[Objective] Effects of co-exposure of Di-(2-ethylhexyl) phthalate and Benzo(a)pyrene on CYP1A1 and CYP3A4 enzyme activities were investigated in HepG2 cells.
[Methods] HepG2 cells were treated with either 64.0 μmol/L B(a)P alone or DEHP alone (62.5,125.0,250.0,500.0,1 000.0 μmol/L) or DEHP at the indicated concentrations plus 64.0 μmol/L B(a)P or dimethyl sulfoxide (DMSO,solvent control,<1 ‰) for 48 h and 72 h.The cell proliferation was evaluated by CCK8 assay.The activities of CYP 1A-associated deethylation of ethoxyresorufin (EROD) and CYP3A-associated ethoxycoumarin-O-deethylation (ECOD) were measured.Expressions of CYP1A1 and CYP3A4 at mRNA and protein were detected by quantitative real time PCR method and Western blot,respectively.

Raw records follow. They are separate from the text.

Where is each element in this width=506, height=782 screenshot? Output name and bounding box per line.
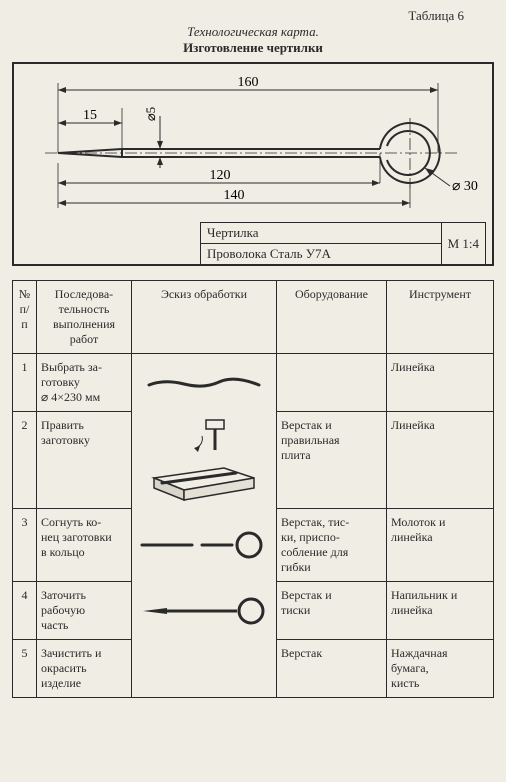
dim-160: 160 <box>238 75 259 90</box>
cell-tool: Наждачнаябумага,кисть <box>387 640 494 698</box>
table-row: 2Правитьзаготовку Верстак иправильнаяпли… <box>13 412 494 509</box>
cell-seq: Зачистить иокраситьизделие <box>37 640 132 698</box>
col-tool: Инструмент <box>387 281 494 354</box>
table-row: 3Согнуть ко-нец заготовкив кольцо Верста… <box>13 509 494 582</box>
table-row: 5Зачистить иокраситьизделие ВерстакНаждач… <box>13 640 494 698</box>
cell-seq: Заточитьрабочуючасть <box>37 582 132 640</box>
cell-num: 1 <box>13 354 37 412</box>
drawing-svg: 160 15 ⌀5 120 140 ⌀ 30 <box>20 68 480 218</box>
col-equip: Оборудование <box>277 281 387 354</box>
cell-tool: Линейка <box>387 354 494 412</box>
cell-sketch <box>132 412 277 509</box>
cell-num: 2 <box>13 412 37 509</box>
cell-tool: Напильник илинейка <box>387 582 494 640</box>
dim-d30: ⌀ 30 <box>452 179 478 194</box>
cell-sketch <box>132 640 277 698</box>
dim-140: 140 <box>224 188 245 203</box>
part-name: Чертилка <box>201 223 441 244</box>
cell-num: 4 <box>13 582 37 640</box>
cell-equip <box>277 354 387 412</box>
col-seq: Последова-тельностьвыполненияработ <box>37 281 132 354</box>
dim-120: 120 <box>210 168 231 183</box>
table-row: 1Выбрать за-готовку⌀ 4×230 мм Линейка <box>13 354 494 412</box>
cell-tool: Молоток илинейка <box>387 509 494 582</box>
table-row: 4Заточитьрабочуючасть Верстак итискиНапи… <box>13 582 494 640</box>
cell-seq: Согнуть ко-нец заготовкив кольцо <box>37 509 132 582</box>
cell-sketch <box>132 354 277 412</box>
cell-sketch <box>132 582 277 640</box>
cell-equip: Верстак, тис-ки, приспо-собление длягибк… <box>277 509 387 582</box>
cell-equip: Верстак итиски <box>277 582 387 640</box>
col-num: № п/п <box>13 281 37 354</box>
cell-seq: Правитьзаготовку <box>37 412 132 509</box>
dim-d5: ⌀5 <box>143 107 158 121</box>
doc-kind: Технологическая карта. <box>187 24 319 39</box>
table-number: Таблица 6 <box>408 8 464 24</box>
cell-sketch <box>132 509 277 582</box>
cell-num: 5 <box>13 640 37 698</box>
col-sketch: Эскиз обработки <box>132 281 277 354</box>
doc-title: Изготовление чертилки <box>183 40 323 55</box>
cell-num: 3 <box>13 509 37 582</box>
scale: М 1:4 <box>442 222 486 264</box>
dim-15: 15 <box>83 108 97 123</box>
cell-tool: Линейка <box>387 412 494 509</box>
cell-equip: Верстак иправильнаяплита <box>277 412 387 509</box>
cell-equip: Верстак <box>277 640 387 698</box>
title-block: Чертилка Проволока Сталь У7А М 1:4 <box>200 222 486 264</box>
material: Проволока Сталь У7А <box>201 244 441 264</box>
ops-table: № п/п Последова-тельностьвыполненияработ… <box>12 280 494 698</box>
drawing-frame: 160 15 ⌀5 120 140 ⌀ 30 Чертилка Проволок… <box>12 62 494 266</box>
cell-seq: Выбрать за-готовку⌀ 4×230 мм <box>37 354 132 412</box>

[Results] The cell viability was decreased significantly in all co-exposure of B(a)P and DEHP groups compared with the controls (P<0.01).However,the EROD and ECOD activities significantly increased,when compared with the DEHP alone treated group (P<0.05,P<0.01).Only up-regualtion of CYP1A1 transcriptional levels were observed in all co-exposure of B(a)P and DEHP groups.However,the levels of mRNA and protein expression of CYP3A4 were increased (P<0.01),when compared with the DEHP alone treated group.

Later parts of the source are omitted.